News from the Editor's Desk - December 2014
Performances of the year
We know how much our readers (not to mention nominated authors) enjoy our annual ‘Books of the Year’ feature. This year – to highlight ABR’s fast-expanding arts coverage (both in the magazine and in Arts Update on our website) and to celebrate outstanding film, theatre, dance, and music, we have invited key critics and professionals to nominate their favourite productions of the year. To find out what the likes of Robyn Archer, Christopher Lawrence, and Valerie Lawson most enjoyed this year, don’t miss the special Arts Update e-bulletin on Monday, 15 December.
If you don’t already receive our free Arts Update e-bulletins, please visit our website to subscribe.
ABR Voiceless Fellowship
We are delighted to call for proposals for the ABR Voiceless Fellowship, worth $5,000. Published writers, commentators, and journalists will have until 31 January 2015 to apply. We are seeking proposals for a long article on any aspect of animal protection. Full details about eligibility, how to apply, and what ABR is offering the chosen Fellow can be found on our website.

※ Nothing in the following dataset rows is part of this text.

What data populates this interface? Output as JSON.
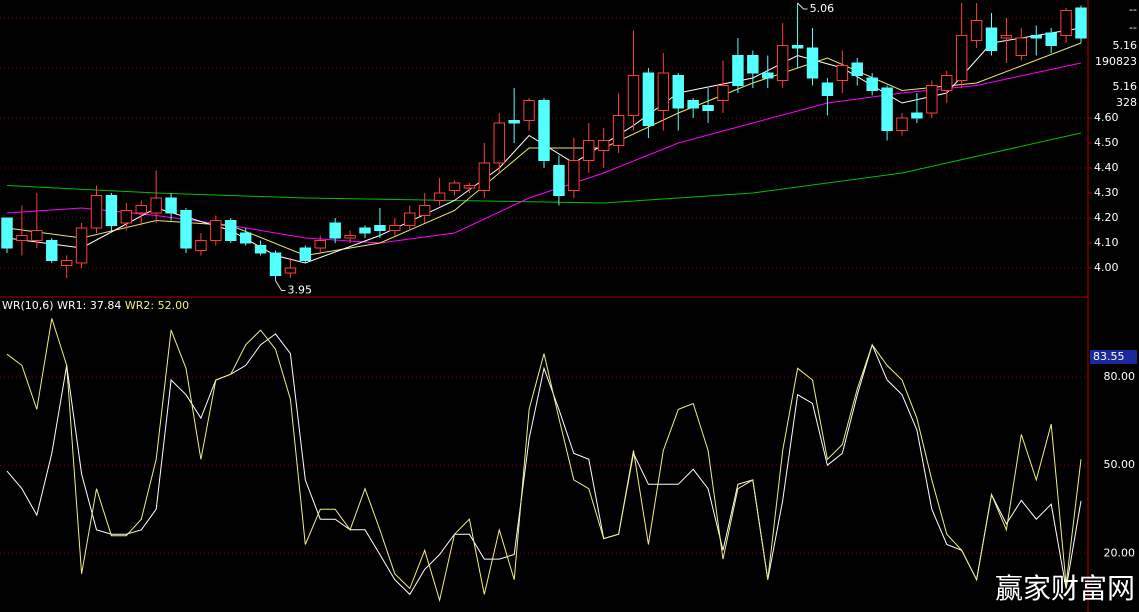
{
  "chart_data": [
    {
      "type": "candlestick",
      "up_color": "#ff3c3c",
      "down_color": "#54ffff",
      "open": [
        4.2,
        4.11,
        4.11,
        4.11,
        4.01,
        4.02,
        4.16,
        4.29,
        4.18,
        4.22,
        4.22,
        4.28,
        4.23,
        4.07,
        4.11,
        4.19,
        4.14,
        4.09,
        4.06,
        3.98,
        4.08,
        4.08,
        4.18,
        4.12,
        4.16,
        4.17,
        4.15,
        4.17,
        4.21,
        4.27,
        4.31,
        4.32,
        4.31,
        4.42,
        4.59,
        4.59,
        4.67,
        4.41,
        4.31,
        4.43,
        4.47,
        4.49,
        4.61,
        4.78,
        4.63,
        4.77,
        4.67,
        4.65,
        4.67,
        4.85,
        4.85,
        4.78,
        4.75,
        4.89,
        4.88,
        4.74,
        4.75,
        4.82,
        4.76,
        4.72,
        4.55,
        4.62,
        4.62,
        4.71,
        4.75,
        4.91,
        4.96,
        4.92,
        4.85,
        4.93,
        4.94,
        4.93,
        5.04
      ],
      "high": [
        4.2,
        4.25,
        4.3,
        4.12,
        4.05,
        4.18,
        4.33,
        4.3,
        4.26,
        4.27,
        4.39,
        4.3,
        4.24,
        4.14,
        4.21,
        4.2,
        4.16,
        4.11,
        4.07,
        4.04,
        4.09,
        4.13,
        4.2,
        4.15,
        4.17,
        4.24,
        4.2,
        4.25,
        4.3,
        4.36,
        4.35,
        4.34,
        4.5,
        4.62,
        4.72,
        4.68,
        4.68,
        4.45,
        4.52,
        4.58,
        4.56,
        4.7,
        4.95,
        4.8,
        4.86,
        4.78,
        4.68,
        4.72,
        4.83,
        4.92,
        4.87,
        4.85,
        4.98,
        5.06,
        4.96,
        4.76,
        4.87,
        4.84,
        4.78,
        4.73,
        4.62,
        4.7,
        4.75,
        4.79,
        5.06,
        5.06,
        5.02,
        5.0,
        4.96,
        4.97,
        4.96,
        5.04,
        5.05
      ],
      "low": [
        4.06,
        4.05,
        4.08,
        4.02,
        3.96,
        4.0,
        4.14,
        4.15,
        4.15,
        4.17,
        4.18,
        4.19,
        4.06,
        4.05,
        4.09,
        4.1,
        4.09,
        4.05,
        3.95,
        3.96,
        4.02,
        4.06,
        4.1,
        4.1,
        4.12,
        4.12,
        4.13,
        4.15,
        4.18,
        4.25,
        4.29,
        4.3,
        4.28,
        4.38,
        4.5,
        4.55,
        4.4,
        4.25,
        4.28,
        4.38,
        4.4,
        4.46,
        4.55,
        4.52,
        4.55,
        4.55,
        4.6,
        4.58,
        4.62,
        4.7,
        4.72,
        4.72,
        4.72,
        4.8,
        4.73,
        4.61,
        4.7,
        4.73,
        4.69,
        4.51,
        4.53,
        4.58,
        4.6,
        4.66,
        4.72,
        4.88,
        4.85,
        4.82,
        4.83,
        4.85,
        4.86,
        4.9,
        4.9
      ],
      "close": [
        4.08,
        4.13,
        4.15,
        4.03,
        4.03,
        4.16,
        4.29,
        4.17,
        4.23,
        4.25,
        4.28,
        4.22,
        4.08,
        4.11,
        4.19,
        4.11,
        4.1,
        4.06,
        3.97,
        4.0,
        4.03,
        4.11,
        4.12,
        4.13,
        4.14,
        4.15,
        4.17,
        4.22,
        4.25,
        4.3,
        4.34,
        4.33,
        4.42,
        4.58,
        4.58,
        4.67,
        4.43,
        4.29,
        4.43,
        4.51,
        4.51,
        4.61,
        4.77,
        4.57,
        4.78,
        4.64,
        4.64,
        4.63,
        4.73,
        4.73,
        4.78,
        4.76,
        4.89,
        4.88,
        4.76,
        4.69,
        4.81,
        4.77,
        4.71,
        4.55,
        4.6,
        4.6,
        4.73,
        4.77,
        4.93,
        4.99,
        4.87,
        4.93,
        4.92,
        4.92,
        4.89,
        5.03,
        4.92
      ],
      "series": [
        {
          "color": "#00c000",
          "x": [
            0,
            10,
            20,
            30,
            40,
            50,
            60,
            72
          ],
          "values": [
            4.33,
            4.3,
            4.28,
            4.27,
            4.26,
            4.3,
            4.38,
            4.54
          ]
        },
        {
          "color": "#ff00ff",
          "x": [
            0,
            5,
            10,
            15,
            20,
            25,
            30,
            35,
            40,
            45,
            50,
            55,
            60,
            65,
            72
          ],
          "values": [
            4.22,
            4.24,
            4.21,
            4.17,
            4.12,
            4.1,
            4.14,
            4.28,
            4.38,
            4.5,
            4.58,
            4.66,
            4.7,
            4.73,
            4.82
          ]
        },
        {
          "color": "#e8e870",
          "x": [
            0,
            5,
            10,
            15,
            20,
            25,
            30,
            35,
            40,
            45,
            50,
            55,
            60,
            65,
            72
          ],
          "values": [
            4.16,
            4.12,
            4.19,
            4.17,
            4.05,
            4.1,
            4.23,
            4.48,
            4.48,
            4.62,
            4.74,
            4.84,
            4.71,
            4.74,
            4.9
          ]
        },
        {
          "color": "#ffffff",
          "x": [
            0,
            5,
            10,
            15,
            18,
            20,
            25,
            30,
            33,
            35,
            38,
            42,
            45,
            50,
            53,
            56,
            60,
            63,
            66,
            72
          ],
          "values": [
            4.12,
            4.08,
            4.24,
            4.15,
            4.05,
            4.02,
            4.13,
            4.27,
            4.4,
            4.53,
            4.42,
            4.57,
            4.7,
            4.76,
            4.85,
            4.8,
            4.66,
            4.7,
            4.9,
            4.96
          ]
        }
      ],
      "annotations": [
        {
          "label": "5.06",
          "value": 5.06
        },
        {
          "label": "3.95",
          "value": 3.95
        }
      ],
      "ylim": [
        3.884,
        5.072
      ],
      "yticks": [
        {
          "value": 4.0,
          "label": "4.00"
        },
        {
          "value": 4.1,
          "label": "4.10"
        },
        {
          "value": 4.2,
          "label": "4.20"
        },
        {
          "value": 4.3,
          "label": "4.30"
        },
        {
          "value": 4.4,
          "label": "4.40"
        },
        {
          "value": 4.5,
          "label": "4.50"
        },
        {
          "value": 4.6,
          "label": "4.60"
        }
      ],
      "grid_values": [
        4.0,
        4.2,
        4.4,
        4.6,
        4.8,
        5.0
      ],
      "side_labels": [
        {
          "text": "--",
          "color": "#ffffff"
        },
        {
          "text": "--",
          "color": "#ffffff"
        },
        {
          "text": "5.16",
          "color": "#ffffff"
        },
        {
          "text": "190823",
          "color": "#ffffff"
        },
        {
          "text": "5.16",
          "color": "#ff4040"
        },
        {
          "text": "328",
          "color": "#40ff40"
        }
      ]
    },
    {
      "type": "line",
      "title": "WR(10,6)",
      "cursor_label": "83.55",
      "watermark": "赢家财富网",
      "series": [
        {
          "name": "WR1:",
          "color": "#ffffff",
          "last_label": "37.84",
          "values": [
            48,
            42,
            33,
            54,
            84,
            47,
            28,
            26.5,
            26.5,
            28,
            35,
            79,
            74,
            66,
            79,
            81,
            84,
            91,
            94.7,
            88,
            45,
            31.6,
            31.6,
            28,
            28,
            19.6,
            11,
            6,
            14.5,
            19.6,
            26.5,
            26.5,
            18,
            18,
            19.6,
            59,
            83,
            69,
            54,
            52,
            25,
            26.5,
            54,
            43.5,
            43.5,
            43.5,
            48.6,
            42,
            21,
            43.5,
            45,
            11,
            38,
            74,
            71,
            50,
            54,
            74,
            91,
            79,
            74,
            62,
            35,
            23,
            21,
            11,
            40,
            30,
            38,
            31.6,
            36.7,
            8,
            37.84
          ]
        },
        {
          "name": "WR2:",
          "color": "#f0f080",
          "last_label": "52.00",
          "values": [
            87.8,
            84,
            69,
            100,
            84,
            13,
            42,
            26,
            26,
            31.6,
            52,
            96,
            83,
            52,
            79,
            81,
            91,
            96,
            89.5,
            72.5,
            23,
            35,
            35,
            28,
            42,
            28,
            13,
            8,
            21,
            4,
            26.5,
            31.6,
            6,
            28,
            11,
            69,
            88,
            66,
            45,
            42,
            25,
            26.5,
            55,
            23,
            55,
            69,
            71,
            55,
            18,
            42,
            45,
            11,
            55,
            83,
            79,
            52,
            57,
            76,
            91,
            84,
            79,
            66,
            45,
            26.5,
            21,
            11,
            40,
            28,
            60.5,
            45,
            64,
            9.4,
            52
          ]
        }
      ],
      "ylim": [
        0,
        106.6
      ],
      "yticks": [
        {
          "value": 80,
          "label": "80.00"
        },
        {
          "value": 50,
          "label": "50.00"
        },
        {
          "value": 20,
          "label": "20.00"
        }
      ]
    }
  ]
}
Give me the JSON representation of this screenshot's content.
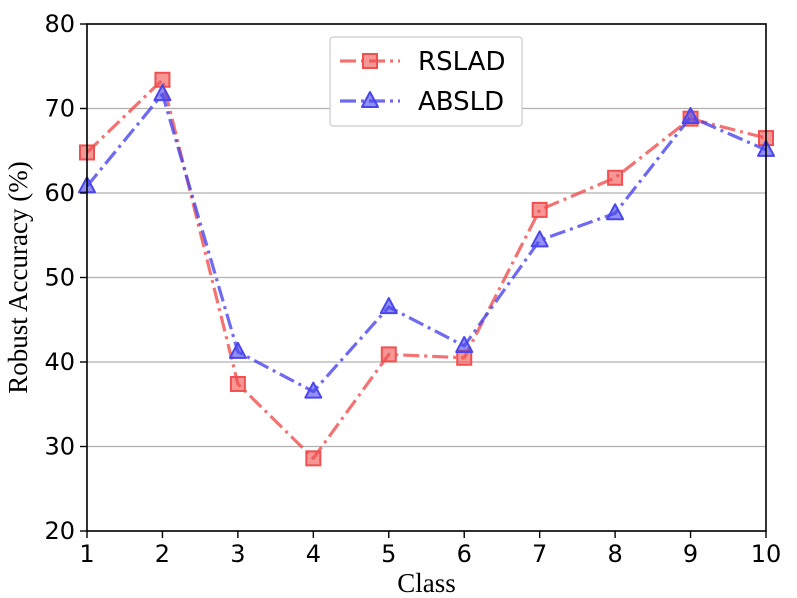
{
  "chart_data": {
    "type": "line",
    "title": "",
    "xlabel": "Class",
    "ylabel": "Robust Accuracy (%)",
    "x": [
      1,
      2,
      3,
      4,
      5,
      6,
      7,
      8,
      9,
      10
    ],
    "xlim": [
      1,
      10
    ],
    "ylim": [
      20,
      80
    ],
    "yticks": [
      20,
      30,
      40,
      50,
      60,
      70,
      80
    ],
    "grid": "horizontal",
    "legend": "top-center",
    "series": [
      {
        "name": "RSLAD",
        "marker": "square",
        "linestyle": "dashdot",
        "color": "#f0504f",
        "values": [
          64.8,
          73.4,
          37.4,
          28.6,
          40.9,
          40.5,
          58.0,
          61.8,
          68.8,
          66.5
        ]
      },
      {
        "name": "ABSLD",
        "marker": "triangle",
        "linestyle": "dashdot",
        "color": "#4a46ee",
        "values": [
          60.8,
          71.7,
          41.2,
          36.5,
          46.5,
          41.9,
          54.4,
          57.6,
          69.0,
          65.1
        ]
      }
    ]
  }
}
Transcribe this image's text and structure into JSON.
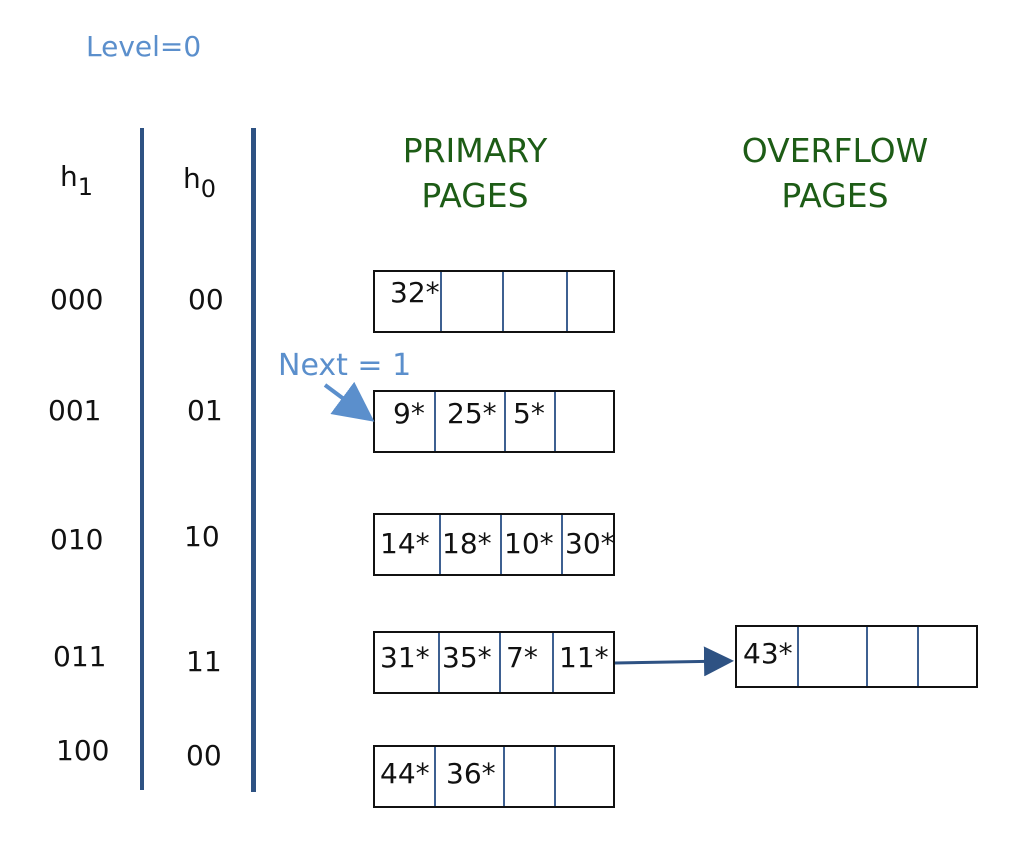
{
  "level_label": "Level=0",
  "headers": {
    "h1": {
      "base": "h",
      "sub": "1"
    },
    "h0": {
      "base": "h",
      "sub": "0"
    }
  },
  "titles": {
    "primary": [
      "PRIMARY",
      "PAGES"
    ],
    "overflow": [
      "OVERFLOW",
      "PAGES"
    ]
  },
  "next_label": "Next = 1",
  "rows": [
    {
      "h1": "000",
      "h0": "00",
      "entries": [
        "32*",
        "",
        "",
        ""
      ],
      "overflow": null
    },
    {
      "h1": "001",
      "h0": "01",
      "entries": [
        "9*",
        "25*",
        "5*",
        ""
      ],
      "overflow": null
    },
    {
      "h1": "010",
      "h0": "10",
      "entries": [
        "14*",
        "18*",
        "10*",
        "30*"
      ],
      "overflow": null
    },
    {
      "h1": "011",
      "h0": "11",
      "entries": [
        "31*",
        "35*",
        "7*",
        "11*"
      ],
      "overflow": {
        "entries": [
          "43*",
          "",
          "",
          ""
        ]
      }
    },
    {
      "h1": "100",
      "h0": "00",
      "entries": [
        "44*",
        "36*",
        "",
        ""
      ],
      "overflow": null
    }
  ],
  "colors": {
    "line": "#2e5283",
    "accent": "#5b8fcc",
    "title": "#1d5c16"
  }
}
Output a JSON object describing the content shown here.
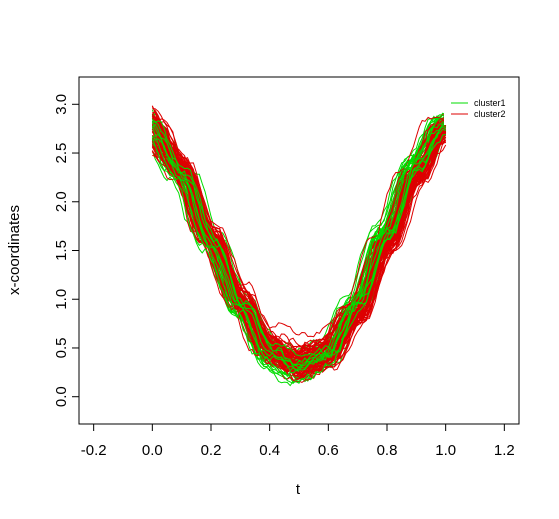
{
  "chart_data": {
    "type": "line",
    "xlabel": "t",
    "ylabel": "x-coordinates",
    "xlim": [
      -0.25,
      1.25
    ],
    "ylim": [
      -0.28,
      3.28
    ],
    "xticks": [
      -0.2,
      0.0,
      0.2,
      0.4,
      0.6,
      0.8,
      1.0,
      1.2
    ],
    "xtick_labels": [
      "-0.2",
      "0.0",
      "0.2",
      "0.4",
      "0.6",
      "0.8",
      "1.0",
      "1.2"
    ],
    "yticks": [
      0.0,
      0.5,
      1.0,
      1.5,
      2.0,
      2.5,
      3.0
    ],
    "ytick_labels": [
      "0.0",
      "0.5",
      "1.0",
      "1.5",
      "2.0",
      "2.5",
      "3.0"
    ],
    "legend_position": "top-right",
    "series": [
      {
        "name": "cluster1",
        "color": "#00dd00",
        "curve_count": 40,
        "x": [
          0.0,
          0.1,
          0.2,
          0.3,
          0.4,
          0.5,
          0.6,
          0.7,
          0.8,
          0.9,
          1.0
        ],
        "y_mean": [
          2.75,
          2.3,
          1.6,
          0.95,
          0.45,
          0.3,
          0.45,
          0.95,
          1.7,
          2.4,
          2.8
        ]
      },
      {
        "name": "cluster2",
        "color": "#dd0000",
        "curve_count": 60,
        "x": [
          0.0,
          0.1,
          0.2,
          0.3,
          0.4,
          0.5,
          0.6,
          0.7,
          0.8,
          0.9,
          1.0
        ],
        "y_mean": [
          2.75,
          2.35,
          1.65,
          1.0,
          0.5,
          0.35,
          0.45,
          0.85,
          1.55,
          2.25,
          2.75
        ]
      }
    ]
  }
}
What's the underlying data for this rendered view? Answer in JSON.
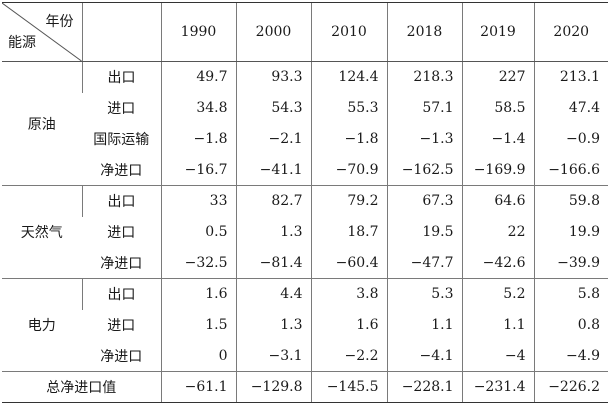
{
  "header": {
    "corner_top": "年份",
    "corner_bottom": "能源",
    "years": [
      "1990",
      "2000",
      "2010",
      "2018",
      "2019",
      "2020"
    ]
  },
  "groups": [
    {
      "name": "原油",
      "rows": [
        {
          "label": "出口",
          "values": [
            "49.7",
            "93.3",
            "124.4",
            "218.3",
            "227",
            "213.1"
          ]
        },
        {
          "label": "进口",
          "values": [
            "34.8",
            "54.3",
            "55.3",
            "57.1",
            "58.5",
            "47.4"
          ]
        },
        {
          "label": "国际运输",
          "values": [
            "−1.8",
            "−2.1",
            "−1.8",
            "−1.3",
            "−1.4",
            "−0.9"
          ]
        },
        {
          "label": "净进口",
          "values": [
            "−16.7",
            "−41.1",
            "−70.9",
            "−162.5",
            "−169.9",
            "−166.6"
          ]
        }
      ]
    },
    {
      "name": "天然气",
      "rows": [
        {
          "label": "出口",
          "values": [
            "33",
            "82.7",
            "79.2",
            "67.3",
            "64.6",
            "59.8"
          ]
        },
        {
          "label": "进口",
          "values": [
            "0.5",
            "1.3",
            "18.7",
            "19.5",
            "22",
            "19.9"
          ]
        },
        {
          "label": "净进口",
          "values": [
            "−32.5",
            "−81.4",
            "−60.4",
            "−47.7",
            "−42.6",
            "−39.9"
          ]
        }
      ]
    },
    {
      "name": "电力",
      "rows": [
        {
          "label": "出口",
          "values": [
            "1.6",
            "4.4",
            "3.8",
            "5.3",
            "5.2",
            "5.8"
          ]
        },
        {
          "label": "进口",
          "values": [
            "1.5",
            "1.3",
            "1.6",
            "1.1",
            "1.1",
            "0.8"
          ]
        },
        {
          "label": "净进口",
          "values": [
            "0",
            "−3.1",
            "−2.2",
            "−4.1",
            "−4",
            "−4.9"
          ]
        }
      ]
    }
  ],
  "total": {
    "label": "总净进口值",
    "values": [
      "−61.1",
      "−129.8",
      "−145.5",
      "−228.1",
      "−231.4",
      "−226.2"
    ]
  }
}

ABR gratefully acknowledges the support of Voiceless, the animal protection institute.
Destroyer of worlds
Fresh from his Man Booker win for The Narrow Road to the Deep North, Richard Flanagan has been shortlisted for a Prime Minister’s Literary Award, which is worth $80,000. The other nominees are: Steven Carroll’s A World of Other People; Fiona McFarlane’s The Night Guest; Alex Miller’s Coal Creek; and Nicolas Rothwell’s Belomor.
Rather more dubious for Flanagan is his shortlisting for the deeply uncoveted Literary Review Bad Sex in Fiction Award, established by Auberon Waugh in 1993. Jonathan Beckman, Editor of the Literary Review, commented: ‘Flanagan swaddles the encounter in so many abstract nouns that the whole experience becomes very obscure and desexualised.’ Advances enjoyed this almost Wagnerian passage in the novel: ‘For Amy, love was the universe touching, exploding within one human being, and that person exploding into the universe. It was annihilation, the destroyer of worlds.’
Other nominees for ‘Britain’s most dreaded literary prize’ include Michael Cunningham, Haruki Murakami, and Ben Okri. The winner, who will be named on 3 December, receives nothing but the distinction.
Vale Viewpoint
Viewpoint: On Books for Young Adults will cease publication at the end of 2014. From its first issue (with Looking for Alibrandi on the cover), the journal’s contributors have written incisive and informed criticism of literature as writing for young adults has grown and flourished throughout the publishing world. Stella Lees and Pam Macintyre began the journal – the only Australian one solely dedicated to this age group – in 1992. It will be missed.
Give a free gift subscription
New and renewing subscribers have until 31 December to direct a six-month subscription to ABR (print or online) to a friend or colleague. Renew for two years and give away two free subs, etc. Why not introduce a young reader or writer to ABR?
All you have to do is fill in the back of the flysheet that accompanies this issue, call us on (03) 9699 8822 or email This email address is being protected from spambots. You need JavaScript enabled to view it. (quoting your subscriber number, if you have one). We will contact the nominated recipient to establish which edition he/she wants: print or online (thus we will need their email address). Terms and conditions apply.
Farewell to 2014
It’s been a notable year for ABR, on many fronts. We’re delighted by the increase in our print and online readership. The renovation of our website earlier this year has made ABR Online nimbler, more attractive, and considerably more popular. ABR’s increased arts commentary is changing people’s sense of what this cultural magazine can deliver: thank you for your interest and commendations.
Prizes, writers’ fellowships, and editorial internships complemented ABR’s myriad programs. We held almost thirty events of different kinds around the country – none more popular than when we named David Malouf (much lauded in ‘Books of the Year’) as our inaugural ABR Laureate on 23 April.
We are grateful to our contributors. Of the 289 who wrote for us this year (a substantial new record for us), almost 100 of them were completely new to this magazine, another measure of our commitment to diversity and openness. More and more people want to write for ABR, possibly encouraged by the fact that our rates have doubled since January 2013 – a trend we hope to emulate in coming years.
Thanks also to our subscribers, partners, Patrons, and advertisers. Your support is greatly appreciated. Flinders University’s visionary sponsorship of the magazine is now in its tenth year.
This issue will be followed by a double one in January–February, the first of two double issues in 2015 (the second will follow in June–July).